The public would clearly welcome a law to prevent the country being brought to its knees by a few hundred union die-hards.

A backbench Tory MP, Dominic Raab, proposed a law which would have set minimum turnouts for strike ballots, but it died in Parliament for want of ministerial backing.

During last year’s strikes, Francis Maude did a lot of tough talking, accusing the unions of playing with fire and making veiled threats.

Now it’s time to back up those strong words and take some serious action.

First, the hack who wrote this offers us a generalization instead of hard facts: he claims that “the public” wants to see tougher union laws. That isn’t true.  Second, Dominic Raab should make better use of his time instead of trying to relive the life he didn’t have in the 1980s. He was clearly too young when Thatcher and her goons smashed the unions. Raab loves to talk and write about freedom but he’s more than happy to deny trade unionists their freedoms.  As I keep reminding readers, most local authorities are elected on a 21 to 25% turnout. Boris Johnson was re-elected as London Mayor on a turnout of 32%.

While the government is loathe to talk to trade unions – unless it’s to bully them – they are quite prepared to talk to the protesting dairy farmers. This is from The Independent,

The Government is to have talks with dairy farmers following two nights of protests over the prices paid to milk suppliers

Environment Secretary Caroline Spelman and Farming Minister Jim Paice are to meet farmers, milk processors and supermarkets next week, a spokesman for Defra confirmed.

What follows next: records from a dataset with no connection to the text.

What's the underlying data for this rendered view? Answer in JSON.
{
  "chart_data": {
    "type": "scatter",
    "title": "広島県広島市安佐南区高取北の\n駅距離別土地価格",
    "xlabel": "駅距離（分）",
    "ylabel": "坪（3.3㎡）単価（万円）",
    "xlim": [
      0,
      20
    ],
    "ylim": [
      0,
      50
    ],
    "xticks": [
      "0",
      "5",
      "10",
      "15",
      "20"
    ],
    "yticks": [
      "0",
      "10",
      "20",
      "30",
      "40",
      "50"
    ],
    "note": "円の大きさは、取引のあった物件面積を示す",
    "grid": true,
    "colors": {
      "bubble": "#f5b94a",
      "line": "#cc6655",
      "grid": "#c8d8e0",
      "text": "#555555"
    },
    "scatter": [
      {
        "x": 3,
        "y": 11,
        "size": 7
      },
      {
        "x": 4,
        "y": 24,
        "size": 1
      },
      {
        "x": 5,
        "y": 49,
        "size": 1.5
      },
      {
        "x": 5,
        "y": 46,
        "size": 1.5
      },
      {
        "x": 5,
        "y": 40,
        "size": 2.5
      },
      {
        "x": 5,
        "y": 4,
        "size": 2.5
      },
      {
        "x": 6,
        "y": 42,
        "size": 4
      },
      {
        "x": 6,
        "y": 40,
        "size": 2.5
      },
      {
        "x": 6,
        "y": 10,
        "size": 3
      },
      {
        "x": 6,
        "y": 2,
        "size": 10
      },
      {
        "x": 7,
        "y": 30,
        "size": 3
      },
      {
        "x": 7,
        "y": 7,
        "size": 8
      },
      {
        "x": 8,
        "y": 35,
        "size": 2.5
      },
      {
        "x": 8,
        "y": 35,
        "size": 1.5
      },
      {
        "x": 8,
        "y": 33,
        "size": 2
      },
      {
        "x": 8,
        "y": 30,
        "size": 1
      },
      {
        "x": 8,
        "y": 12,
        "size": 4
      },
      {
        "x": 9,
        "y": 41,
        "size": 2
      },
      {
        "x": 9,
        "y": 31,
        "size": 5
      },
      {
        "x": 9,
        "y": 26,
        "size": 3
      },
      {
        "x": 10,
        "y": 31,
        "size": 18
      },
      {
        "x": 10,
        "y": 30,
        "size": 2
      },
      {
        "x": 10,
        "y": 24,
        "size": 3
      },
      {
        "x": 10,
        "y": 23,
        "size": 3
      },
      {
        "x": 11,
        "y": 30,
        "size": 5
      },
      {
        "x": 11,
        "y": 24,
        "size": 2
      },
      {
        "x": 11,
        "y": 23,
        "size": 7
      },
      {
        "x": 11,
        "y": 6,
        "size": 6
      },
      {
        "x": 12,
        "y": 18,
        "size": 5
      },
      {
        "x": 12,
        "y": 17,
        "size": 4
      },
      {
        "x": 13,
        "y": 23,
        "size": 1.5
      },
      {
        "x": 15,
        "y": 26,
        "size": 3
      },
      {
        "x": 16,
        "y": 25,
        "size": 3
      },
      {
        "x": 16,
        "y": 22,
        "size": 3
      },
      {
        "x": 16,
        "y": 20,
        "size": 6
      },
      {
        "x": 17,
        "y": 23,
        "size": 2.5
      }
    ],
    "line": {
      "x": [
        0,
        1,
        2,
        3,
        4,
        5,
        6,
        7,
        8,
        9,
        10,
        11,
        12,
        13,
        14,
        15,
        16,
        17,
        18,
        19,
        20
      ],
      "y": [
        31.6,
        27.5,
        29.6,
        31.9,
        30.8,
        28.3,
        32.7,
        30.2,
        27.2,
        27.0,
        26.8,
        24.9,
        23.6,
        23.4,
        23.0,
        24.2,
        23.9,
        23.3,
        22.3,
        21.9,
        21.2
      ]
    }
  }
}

The ministers will hold talks at the Royal Welsh Show, in Powys, on Monday to try to resolve the crisis in the dairy industry.

The protests are being led by a group calling itself “Farmers For Action” (FFA). The FFA and the National Farmers’ Union (NFU) are working together and both organizations support the Tory party.  The NFU is a not a union in the accepted sense of the word. Alan White writing in The New Statesman says,

But the National Farmers’ Union (NFU) has historically seemed either unable or unwilling to unionise their members.” And indeed, many have asked whether the NFU can really be called a union at all, such is its close relationship with government.

Just to show you how well the Tories support this action, the MP for Bridgewater, Ian Liddell-Grainger has, in the words of This is the West Country, “applauded” the dairy farmers.

He said farmers who used heavy machinery in a blockade at Robert Wiseman Dairy put on a ‘magnificent’ show of strength which should send a clear message to the processors and retailers.

Can you imagine what he’d have said if this had been a picket blockading a factory or a mine? They’d have sent in the army and there would have been calls in the Tory press to hang, flog or transport the offenders to a remote Crown Dependency.

Back to FFA, it turns out that the leader of this group is none other than  David Handley, who was behind the fuel protests back in 2002.  Nowhere Towers also understands that the same people were also involved in the Countryside Alliance protests in 2004.

Don’t get me wrong, I think dairy farmers are paid badly for their produce but I also think that workers who take industrial action are often paid badly and face severe hardship because of cuts to their pay and pensions. The government is clearly operating double standards here and it’s easy to see why: most trade unionists don’t vote Tory because if you’re a worker who votes Tory, you may as well slit your throat now.